And yet, investors may be more rational than they appear when it comes to pricing in political risks.
If investing is foremost about discounting future cash flows, it’s important to focus precisely on what will and will not affect those calculations.
The potential crises that may be most dramatic or violent are, ironically, the ones that the market has the easiest time looking through.
Far more dangerous are gradual shifts in international global institutions that upend expectations about how key players will behave. Such shifts may emerge only slowly, but they can fundamentally change the calculus for pricing in risks and potential returns.
Today’s market is easy to explain in terms of fundamental factors: earnings are growing, inflation has been kept at bay, and the global economy appears to be experiencing a broad, synchronized expansion. In October, the International Monetary Fund updated its global outlook to predict that only a handful of small countries will suffer a recession next year. And while the major central banks are planning, or have already begun, to tighten monetary policy, interest rates will remain low for now.
Political crises, however sensational they may be, are not likely to change investors’ economic calculus. Even after the greatest calamities of the twentieth century, markets bounced back fairly quickly. After Japan’s attack on Pearl Harbor, US stock markets fell by 10%, but recovered within six weeks. Similarly, after the terrorist attacks of September 11, 2001, US stocks dropped nearly 12%, but bounced back in a month. After the assassination of President John F. Kennedy, stock prices fell less than 3%, and recovered the next day.
Yes, each political crisis is different. But through most of them, veteran emerging-markets investor Jens Nystedt notes, market participants can count on a response from policymakers. Central banks and finance ministries will almost always rush to offset rising risk premia by adjusting interest rates or fiscal policies, and investors bid assets back to their pre-crisis values.

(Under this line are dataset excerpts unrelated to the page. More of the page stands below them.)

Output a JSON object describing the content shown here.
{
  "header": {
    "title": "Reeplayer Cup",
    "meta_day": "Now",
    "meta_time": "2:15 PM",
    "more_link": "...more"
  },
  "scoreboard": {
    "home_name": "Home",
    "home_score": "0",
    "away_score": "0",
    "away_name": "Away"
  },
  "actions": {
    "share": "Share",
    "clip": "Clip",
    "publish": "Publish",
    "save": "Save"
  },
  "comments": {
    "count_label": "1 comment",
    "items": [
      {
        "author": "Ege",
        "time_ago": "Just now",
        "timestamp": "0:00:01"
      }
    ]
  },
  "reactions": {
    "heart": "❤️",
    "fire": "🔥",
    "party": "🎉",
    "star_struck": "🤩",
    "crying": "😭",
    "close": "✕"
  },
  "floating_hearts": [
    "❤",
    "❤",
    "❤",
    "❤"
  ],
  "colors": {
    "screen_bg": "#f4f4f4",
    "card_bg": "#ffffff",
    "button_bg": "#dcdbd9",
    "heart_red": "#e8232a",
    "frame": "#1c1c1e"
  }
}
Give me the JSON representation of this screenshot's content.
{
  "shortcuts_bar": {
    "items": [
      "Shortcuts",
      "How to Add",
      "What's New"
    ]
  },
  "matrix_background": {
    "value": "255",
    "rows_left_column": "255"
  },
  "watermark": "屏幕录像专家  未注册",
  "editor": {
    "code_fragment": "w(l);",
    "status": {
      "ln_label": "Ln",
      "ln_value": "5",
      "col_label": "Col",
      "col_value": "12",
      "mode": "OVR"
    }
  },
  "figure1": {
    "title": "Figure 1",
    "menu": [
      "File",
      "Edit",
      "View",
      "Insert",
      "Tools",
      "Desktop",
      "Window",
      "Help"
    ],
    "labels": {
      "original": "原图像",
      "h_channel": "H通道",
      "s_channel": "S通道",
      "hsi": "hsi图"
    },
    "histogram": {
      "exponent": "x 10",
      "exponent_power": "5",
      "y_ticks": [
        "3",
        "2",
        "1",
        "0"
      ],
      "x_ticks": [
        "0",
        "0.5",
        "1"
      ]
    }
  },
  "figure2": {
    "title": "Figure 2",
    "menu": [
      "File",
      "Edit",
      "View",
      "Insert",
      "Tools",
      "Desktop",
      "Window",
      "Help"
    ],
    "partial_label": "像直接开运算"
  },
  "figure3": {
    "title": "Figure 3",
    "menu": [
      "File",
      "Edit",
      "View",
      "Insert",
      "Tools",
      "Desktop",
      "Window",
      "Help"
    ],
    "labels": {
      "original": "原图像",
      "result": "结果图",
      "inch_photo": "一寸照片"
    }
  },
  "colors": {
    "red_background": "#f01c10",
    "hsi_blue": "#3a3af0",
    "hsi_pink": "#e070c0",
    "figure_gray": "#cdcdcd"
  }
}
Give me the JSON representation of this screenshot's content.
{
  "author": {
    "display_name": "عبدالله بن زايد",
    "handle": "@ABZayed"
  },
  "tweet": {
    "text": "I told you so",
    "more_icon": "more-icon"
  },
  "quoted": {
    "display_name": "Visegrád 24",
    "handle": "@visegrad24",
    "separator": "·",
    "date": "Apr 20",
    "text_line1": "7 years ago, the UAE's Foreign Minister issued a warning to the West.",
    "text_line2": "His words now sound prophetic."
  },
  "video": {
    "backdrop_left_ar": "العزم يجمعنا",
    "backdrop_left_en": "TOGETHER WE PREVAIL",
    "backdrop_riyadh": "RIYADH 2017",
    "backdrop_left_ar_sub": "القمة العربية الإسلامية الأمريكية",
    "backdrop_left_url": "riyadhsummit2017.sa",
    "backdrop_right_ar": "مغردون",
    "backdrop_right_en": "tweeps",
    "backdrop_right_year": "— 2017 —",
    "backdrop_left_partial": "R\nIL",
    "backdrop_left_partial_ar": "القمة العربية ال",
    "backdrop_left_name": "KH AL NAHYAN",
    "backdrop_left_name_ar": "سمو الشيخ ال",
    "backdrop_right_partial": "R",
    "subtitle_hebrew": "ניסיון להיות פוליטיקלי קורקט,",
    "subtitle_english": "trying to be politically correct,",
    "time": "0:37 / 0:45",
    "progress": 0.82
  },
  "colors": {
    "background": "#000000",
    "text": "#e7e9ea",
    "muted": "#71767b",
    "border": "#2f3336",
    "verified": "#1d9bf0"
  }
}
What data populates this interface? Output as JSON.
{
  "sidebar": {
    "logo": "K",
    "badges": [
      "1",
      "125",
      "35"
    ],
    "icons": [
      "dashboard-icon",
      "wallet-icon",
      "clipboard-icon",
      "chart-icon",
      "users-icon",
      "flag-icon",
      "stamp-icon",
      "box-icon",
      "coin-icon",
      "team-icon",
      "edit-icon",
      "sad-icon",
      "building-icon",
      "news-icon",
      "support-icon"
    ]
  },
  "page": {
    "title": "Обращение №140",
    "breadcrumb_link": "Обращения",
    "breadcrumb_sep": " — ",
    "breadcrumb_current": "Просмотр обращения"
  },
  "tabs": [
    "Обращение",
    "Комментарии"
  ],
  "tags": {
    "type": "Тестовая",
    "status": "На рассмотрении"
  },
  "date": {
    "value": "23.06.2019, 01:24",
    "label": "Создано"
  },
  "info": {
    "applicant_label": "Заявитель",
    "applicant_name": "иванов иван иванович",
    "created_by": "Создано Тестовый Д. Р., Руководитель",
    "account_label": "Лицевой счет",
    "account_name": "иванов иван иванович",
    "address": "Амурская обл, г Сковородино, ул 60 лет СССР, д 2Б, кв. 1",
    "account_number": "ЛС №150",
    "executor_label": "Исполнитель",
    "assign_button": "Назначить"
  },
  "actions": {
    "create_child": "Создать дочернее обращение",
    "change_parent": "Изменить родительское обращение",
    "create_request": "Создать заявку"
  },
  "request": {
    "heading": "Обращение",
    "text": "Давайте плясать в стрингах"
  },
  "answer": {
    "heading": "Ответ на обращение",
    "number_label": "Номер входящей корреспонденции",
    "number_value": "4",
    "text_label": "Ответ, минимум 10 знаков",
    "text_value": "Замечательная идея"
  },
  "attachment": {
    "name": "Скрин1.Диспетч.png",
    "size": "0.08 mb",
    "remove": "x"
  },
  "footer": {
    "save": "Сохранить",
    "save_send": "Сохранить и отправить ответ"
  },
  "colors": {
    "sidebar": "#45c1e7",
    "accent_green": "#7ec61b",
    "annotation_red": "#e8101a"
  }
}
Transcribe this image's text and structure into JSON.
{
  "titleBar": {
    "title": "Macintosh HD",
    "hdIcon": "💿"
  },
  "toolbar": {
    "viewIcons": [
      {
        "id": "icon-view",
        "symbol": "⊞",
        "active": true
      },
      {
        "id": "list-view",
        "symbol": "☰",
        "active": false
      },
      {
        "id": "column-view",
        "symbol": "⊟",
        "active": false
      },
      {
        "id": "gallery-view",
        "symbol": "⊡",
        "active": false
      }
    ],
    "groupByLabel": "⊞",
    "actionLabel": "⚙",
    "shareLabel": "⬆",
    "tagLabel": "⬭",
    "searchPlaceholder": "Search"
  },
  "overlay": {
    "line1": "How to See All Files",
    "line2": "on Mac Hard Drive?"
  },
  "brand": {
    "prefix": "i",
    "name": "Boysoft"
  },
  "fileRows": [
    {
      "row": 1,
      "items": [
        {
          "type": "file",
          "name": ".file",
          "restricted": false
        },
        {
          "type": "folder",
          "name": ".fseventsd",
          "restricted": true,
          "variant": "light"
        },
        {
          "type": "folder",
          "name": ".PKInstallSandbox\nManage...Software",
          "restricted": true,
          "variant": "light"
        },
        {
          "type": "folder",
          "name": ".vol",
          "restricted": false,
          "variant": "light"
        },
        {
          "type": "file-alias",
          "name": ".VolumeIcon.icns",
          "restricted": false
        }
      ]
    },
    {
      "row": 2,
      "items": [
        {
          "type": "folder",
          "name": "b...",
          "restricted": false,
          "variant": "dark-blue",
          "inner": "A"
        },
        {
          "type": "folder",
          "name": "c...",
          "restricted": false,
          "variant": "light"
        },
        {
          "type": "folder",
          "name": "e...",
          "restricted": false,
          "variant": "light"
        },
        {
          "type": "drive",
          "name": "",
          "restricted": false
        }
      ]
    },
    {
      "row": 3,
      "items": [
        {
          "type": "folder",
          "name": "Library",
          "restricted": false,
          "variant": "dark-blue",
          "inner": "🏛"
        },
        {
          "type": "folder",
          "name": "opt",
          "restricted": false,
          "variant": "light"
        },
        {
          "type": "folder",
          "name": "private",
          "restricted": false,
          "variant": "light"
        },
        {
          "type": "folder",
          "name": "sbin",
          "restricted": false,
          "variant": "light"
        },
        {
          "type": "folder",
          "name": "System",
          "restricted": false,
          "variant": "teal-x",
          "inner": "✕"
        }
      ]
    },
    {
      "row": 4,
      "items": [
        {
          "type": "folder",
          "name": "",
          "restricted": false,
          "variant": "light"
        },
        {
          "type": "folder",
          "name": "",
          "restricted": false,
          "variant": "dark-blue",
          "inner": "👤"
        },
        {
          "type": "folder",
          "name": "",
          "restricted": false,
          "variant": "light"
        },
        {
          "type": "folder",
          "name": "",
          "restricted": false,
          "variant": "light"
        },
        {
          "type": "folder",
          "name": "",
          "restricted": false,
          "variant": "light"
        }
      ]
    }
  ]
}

Today, a conflict with North Korea over its nuclear and missile programs tops most lists of potential crises. Open warfare or a nuclear incident on the Korean Peninsula would trigger a humanitarian disaster, interrupt trade with South Korea – the world’s 13th largest economy – and send political shockwaves around the world. And yet such a disaster would most likely be brief, and its outcome would be clear almost immediately. The world’s major powers would remain more or less aligned, and future cash flows on most investments would continue undisturbed.
The same can be said of Saudi Arabia, where Crown Prince Mohammed bin Salman just purged the government and security apparatus to consolidate his power. Even if a sudden upheaval in the Kingdom were to transform the balance of power in the Middle East, the country would still want to maintain its exports. And if there were an interruption in global oil flows, it would be cushioned by competing producers and new technologies.
Similarly, a full-scale political or economic collapse in Venezuela would have serious regional implications, and might result in an even deeper humanitarian crisis there. But it would most likely not have any broader, much less systemic, impact on energy and financial markets.
Such scenarios are often in the headlines, so their occurrence is less likely to come as a surprise. But even when a crisis, like a cyber attack or an epidemic, erupts unexpectedly, the ensuing market disruption usually lasts only as long as it takes for investors to reassess discount rates and future profit streams.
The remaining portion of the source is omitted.